Stuffed With Stuff by Tony Guerrero


By Tony Guerrero


Tony Guerrero

“Declutter!” It’s such a modern catch word. There are articles, websites and even entire television shows dedicated to the idea that we hoard too much stuff and that it can be liberating to free ourselves from all the “junk” we collect over the years. But it’s not that new of a concept. In fact, God has been encouraging us to declutter since the beginning. Among many examples, this one tends to stand out for me:

“Store up for yourselves treasures in Heaven not on Earth” (Matthew 6:19-21, also Luke 12:33-34).

This is a timely article for me because my wife and I (at her insistence, mind you!) have been deep in the throes of decluttering our home. Since I’m the one with the clutter issue in our home, I’m hoping I’ll learn something by writing this! If you’re like me, you’ve stored up lots of “treasures” on earth, both worthless and valuable.

“Clutter” can be a lot of things, both good and bad. Most people tend to, understandably, hold on to sentimental items. I definitely fall into this category. And, of course, the more life experiences you have over the growing years, the larger your collection of personal keepsakes may become. As a sentimental hoarder, I’ve had to come to grips with whether or not these items still deserve to take up physical space in my life.

When I reflect on individual items, I’m often struck by how many are “ephemera” (items that were intended for only a short time, from the Greek ephēmeros, meaning “lasting only one day, short-lived”). An example of something that should have been short-lived is the four boxes of graphic tee-shirts from my musical touring days.

Each graphic tee held a precious memory of a specific time and place. But they were never intended to be kept forever, I will never wear them again and I never even pull them out to look at them. Why am I holding on to them? They had to go, according to my less-sentimental wife. While the sentimental hoarder in me cringed at the thought, I came across a way to keep them — I took photos of each one. Now, those same memories are stored on a digital file that takes up only hard drive space. (Of course, we could all probably write volumes on “computer clutter,” but that’s for another time.)

Often, it’s the memory we cling to, not the item itself. Thankfully for me, our digital world allows us many convenient ways to keep and organize these memories without necessarily having to hold every item. I am finding it easier to release the “physical” item knowing the “digital” version is still there when I want to revisit those memories.

We should also be cautious that clutter can also be a sign of greed (and, in extreme cases I am not qualified to write about, mental-illness). Hanging on to things and stuffing your closets and storage areas with tons of stuff you don’t need simply because you want to always feel like you have “more than enough” runs counter to what we know about how God provides for us.

Apparently, the birds know this better than we do: “Consider the ravens: They do not sow or reap, they have no storeroom or barn; yet God feeds them. And how much more valuable you are than birds!” (Luke 12:24).

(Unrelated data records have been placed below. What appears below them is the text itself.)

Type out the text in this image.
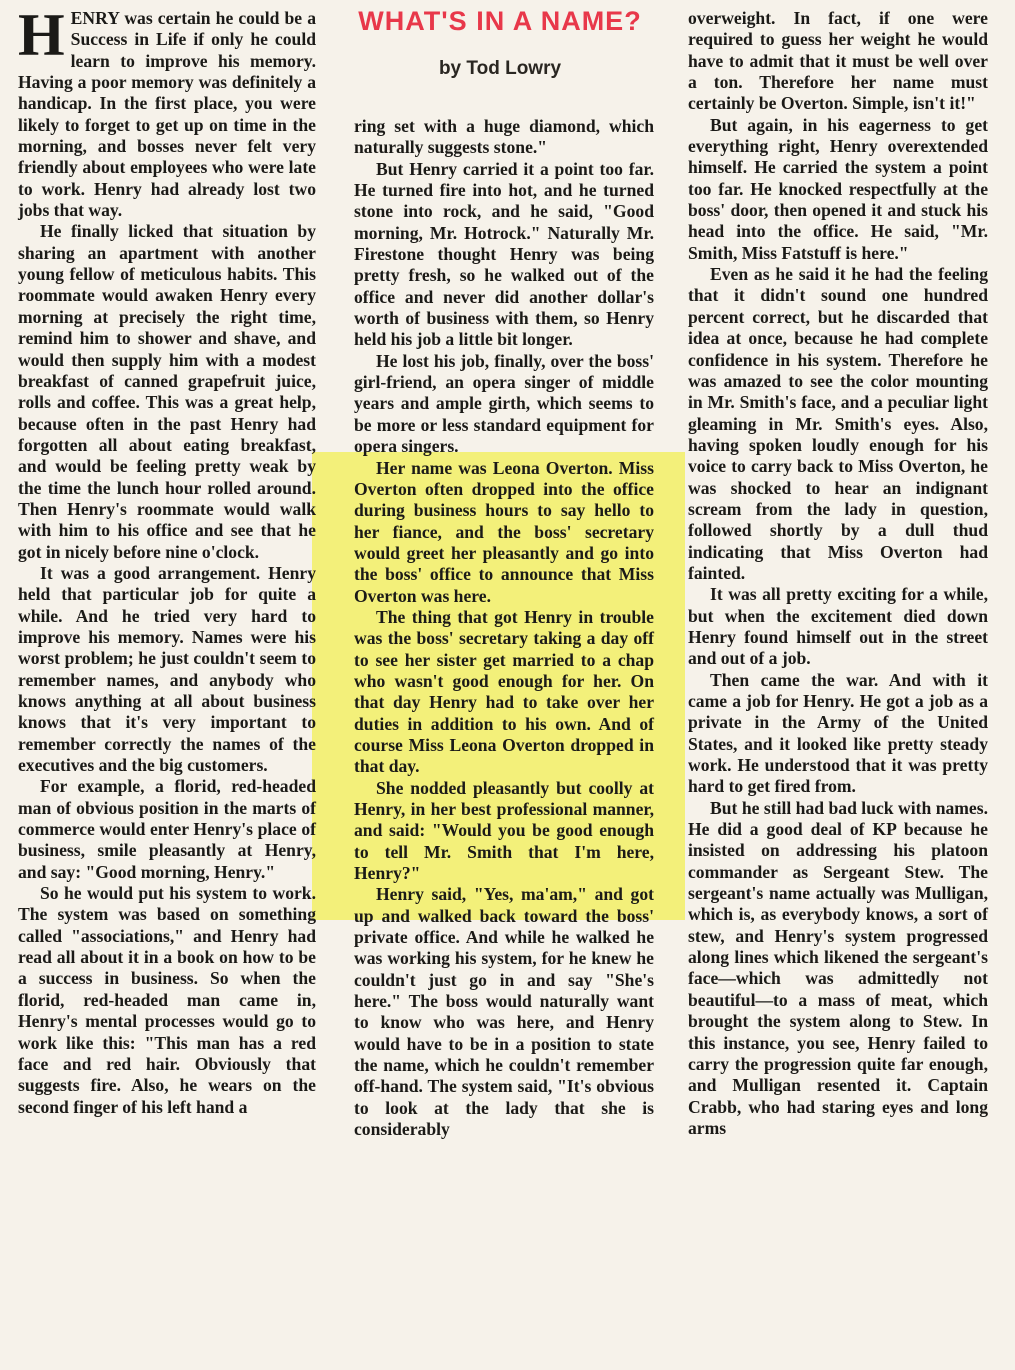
WHAT'S IN A NAME?
by Tod Lowry

HENRY was certain he could be a Success in Life if only he could learn to improve his memory. Having a poor memory was definitely a handicap. In the first place, you were likely to forget to get up on time in the morning, and bosses never felt very friendly about employees who were late to work. Henry had already lost two jobs that way.

He finally licked that situation by sharing an apartment with another young fellow of meticulous habits. This roommate would awaken Henry every morning at precisely the right time, remind him to shower and shave, and would then supply him with a modest breakfast of canned grapefruit juice, rolls and coffee. This was a great help, because often in the past Henry had forgotten all about eating breakfast, and would be feeling pretty weak by the time the lunch hour rolled around. Then Henry's roommate would walk with him to his office and see that he got in nicely before nine o'clock.

It was a good arrangement. Henry held that particular job for quite a while. And he tried very hard to improve his memory. Names were his worst problem; he just couldn't seem to remember names, and anybody who knows anything at all about business knows that it's very important to remember correctly the names of the executives and the big customers.

For example, a florid, red-headed man of obvious position in the marts of commerce would enter Henry's place of business, smile pleasantly at Henry, and say: "Good morning, Henry."

So he would put his system to work. The system was based on something called "associations," and Henry had read all about it in a book on how to be a success in business. So when the florid, red-headed man came in, Henry's mental processes would go to work like this: "This man has a red face and red hair. Obviously that suggests fire. Also, he wears on the second finger of his left hand a

ring set with a huge diamond, which naturally suggests stone."

But Henry carried it a point too far. He turned fire into hot, and he turned stone into rock, and he said, "Good morning, Mr. Hotrock." Naturally Mr. Firestone thought Henry was being pretty fresh, so he walked out of the office and never did another dollar's worth of business with them, so Henry held his job a little bit longer.

He lost his job, finally, over the boss' girl-friend, an opera singer of middle years and ample girth, which seems to be more or less standard equipment for opera singers.

Her name was Leona Overton. Miss Overton often dropped into the office during business hours to say hello to her fiance, and the boss' secretary would greet her pleasantly and go into the boss' office to announce that Miss Overton was here.

The thing that got Henry in trouble was the boss' secretary taking a day off to see her sister get married to a chap who wasn't good enough for her. On that day Henry had to take over her duties in addition to his own. And of course Miss Leona Overton dropped in that day.

She nodded pleasantly but coolly at Henry, in her best professional manner, and said: "Would you be good enough to tell Mr. Smith that I'm here, Henry?"

Henry said, "Yes, ma'am," and got up and walked back toward the boss' private office. And while he walked he was working his system, for he knew he couldn't just go in and say "She's here." The boss would naturally want to know who was here, and Henry would have to be in a position to state the name, which he couldn't remember off-hand. The system said, "It's obvious to look at the lady that she is considerably

overweight. In fact, if one were required to guess her weight he would have to admit that it must be well over a ton. Therefore her name must certainly be Overton. Simple, isn't it!"

But again, in his eagerness to get everything right, Henry overextended himself. He carried the system a point too far. He knocked respectfully at the boss' door, then opened it and stuck his head into the office. He said, "Mr. Smith, Miss Fatstuff is here."

Even as he said it he had the feeling that it didn't sound one hundred percent correct, but he discarded that idea at once, because he had complete confidence in his system. Therefore he was amazed to see the color mounting in Mr. Smith's face, and a peculiar light gleaming in Mr. Smith's eyes. Also, having spoken loudly enough for his voice to carry back to Miss Overton, he was shocked to hear an indignant scream from the lady in question, followed shortly by a dull thud indicating that Miss Overton had fainted.

It was all pretty exciting for a while, but when the excitement died down Henry found himself out in the street and out of a job.

Then came the war. And with it came a job for Henry. He got a job as a private in the Army of the United States, and it looked like pretty steady work. He understood that it was pretty hard to get fired from.

But he still had bad luck with names. He did a good deal of KP because he insisted on addressing his platoon commander as Sergeant Stew. The sergeant's name actually was Mulligan, which is, as everybody knows, a sort of stew, and Henry's system progressed along lines which likened the sergeant's face—which was admittedly not beautiful—to a mass of meat, which brought the system along to Stew. In this instance, you see, Henry failed to carry the progression quite far enough, and Mulligan resented it. Captain Crabb, who had staring eyes and long arms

Those birds aren’t hoarding items like we do — “Someday I might need that old coffee can lid!” — and, yet, they always tend to have what they need.

More to the point, our greed can blind us to what our life is really about: “Watch out! Be on your guard against all kinds of greed; a man’s life does not consist in the abundance of his possessions” (Luke 12:15).

Life isn’t about “things,” it’s about God and His people. That is His purpose for you, to love Him and love His people. Not things.

Decluttering our lives can not only liberate us from the hold our stuff has on us, it can free our minds to focus on what matters. We’ve all heard that “you can’t take it with you,” referring to what happens with all your stuff when you die. How meaningless a life built on things and not on our purpose!

“Then I thought about the man who hoards stuff in his barn in case he needs it “someday,” only to die the next day” (Luke 12:15-21).

This is another key thing to remember as you consider decluttering: Decluttering your life can be a blessing to other’s lives!

How many homeless people could use my four boxes of tee-shirts? Ouch. Makes what I refer to lightly as my harmless “sentimental hoarding” seem suddenly greedy and selfish, right? In this way, I can use my decluttering as a blessing on others, fulfilling my purpose of loving others.

When we declutter our lives physically, it also gives us more ability to declutter our lives spiritually. D.H. Mondfleur wrote: “Eliminate physical clutter. More importantly, eliminate spiritual clutter.”

When you spend your hours focused on God, suddenly the physical items you cling to, even the most sentimental, take on less importance. Perhaps I wrote this article backwards. Maybe I should encourage you (and myself!) to declutter our spiritual minds first — focus on a God who created us, loves us and will provide our every need.

Then, when our spiritual minds are decluttered, we can take a look around our physical spaces. How much of that stuff really matters in the light of God’s love?

I won’t be getting rid of everything. There are physical items that are precious to us, even if they are meaningless to the rest of the world. But I can start eliminating the ephemera. And, I can, with not too much effort, eliminate some of the spiritual clutter I tend to allow. I hope you can find your way out of your mess, too.